META-pipe cloud setup and execution

F1000Res. 2017 Nov 29:6:ELIXIR-2060. doi: 10.12688/f1000research.13204.3. eCollection 2017.

Abstract

META-pipe is a complete service for the analysis of marine metagenomic data. It provides assembly of high-throughput sequence data, functional annotation of predicted genes, and taxonomic profiling. The functional annotation is computationally demanding and is therefore currently run on a high-performance computing cluster in Norway. However, additional compute resources are necessary to open the service to all ELIXIR users. We describe our approach for setting up and executing the functional analysis of META-pipe on additional academic and commercial clouds. Our goal is to provide a powerful analysis service that is easy to use and to maintain. Our design therefore uses a distributed architecture where we combine central servers with multiple distributed backends that execute the computationally intensive jobs.

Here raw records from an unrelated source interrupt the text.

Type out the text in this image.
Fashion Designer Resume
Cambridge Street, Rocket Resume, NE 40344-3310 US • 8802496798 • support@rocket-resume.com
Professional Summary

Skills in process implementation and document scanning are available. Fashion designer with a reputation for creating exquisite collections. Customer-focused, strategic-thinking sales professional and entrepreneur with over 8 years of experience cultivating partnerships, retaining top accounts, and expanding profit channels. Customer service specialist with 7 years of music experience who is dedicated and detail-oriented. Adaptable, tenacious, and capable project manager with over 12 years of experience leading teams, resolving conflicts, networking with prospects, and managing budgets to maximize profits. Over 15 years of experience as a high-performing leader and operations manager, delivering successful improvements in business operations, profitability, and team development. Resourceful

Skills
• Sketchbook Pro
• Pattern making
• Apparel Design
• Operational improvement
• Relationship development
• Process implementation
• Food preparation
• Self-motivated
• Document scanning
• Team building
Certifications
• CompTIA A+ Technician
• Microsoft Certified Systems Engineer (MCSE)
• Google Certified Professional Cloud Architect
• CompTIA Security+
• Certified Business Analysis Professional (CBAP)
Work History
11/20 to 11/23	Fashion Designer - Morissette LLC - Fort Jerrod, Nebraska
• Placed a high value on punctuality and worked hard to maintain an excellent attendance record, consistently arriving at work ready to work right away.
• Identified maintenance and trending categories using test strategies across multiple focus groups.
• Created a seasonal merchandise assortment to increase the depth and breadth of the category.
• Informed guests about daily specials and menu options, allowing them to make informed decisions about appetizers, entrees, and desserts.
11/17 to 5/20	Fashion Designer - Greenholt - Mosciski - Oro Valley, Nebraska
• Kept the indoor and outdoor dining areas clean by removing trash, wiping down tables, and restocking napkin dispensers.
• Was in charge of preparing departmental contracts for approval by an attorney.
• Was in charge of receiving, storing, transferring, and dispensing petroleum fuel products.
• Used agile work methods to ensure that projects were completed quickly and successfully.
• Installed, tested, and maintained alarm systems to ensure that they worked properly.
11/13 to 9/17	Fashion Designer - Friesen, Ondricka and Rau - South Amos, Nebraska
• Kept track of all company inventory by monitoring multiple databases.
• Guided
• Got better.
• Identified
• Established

We believe our experiences developing and operating META-pipe provides a useful model for others that plan to provide a portal based data analysis service in ELIXIR and other organizations with geographically distributed compute and storage resources.

Keywords: AAI federation; Amazon Web Services; Apache Spark; EGI Federated Cloud; ELIXIR; META-pipe; OpenStack; Portability.

Grants and funding

This work was funded by ELIXIR, The Research Council of Norway (project number 270675), EGI-Engage, and UiT The Arctic University of Norway. ELIXIR received funding from the European Union’s Horizon 2020 research and innovation program (ELIXIR- EXCELERATE, grant agreement no 676559). The EGI-Engage project is co-funded by the European Union (EU) Horizon 2020 program under Grant number 654142.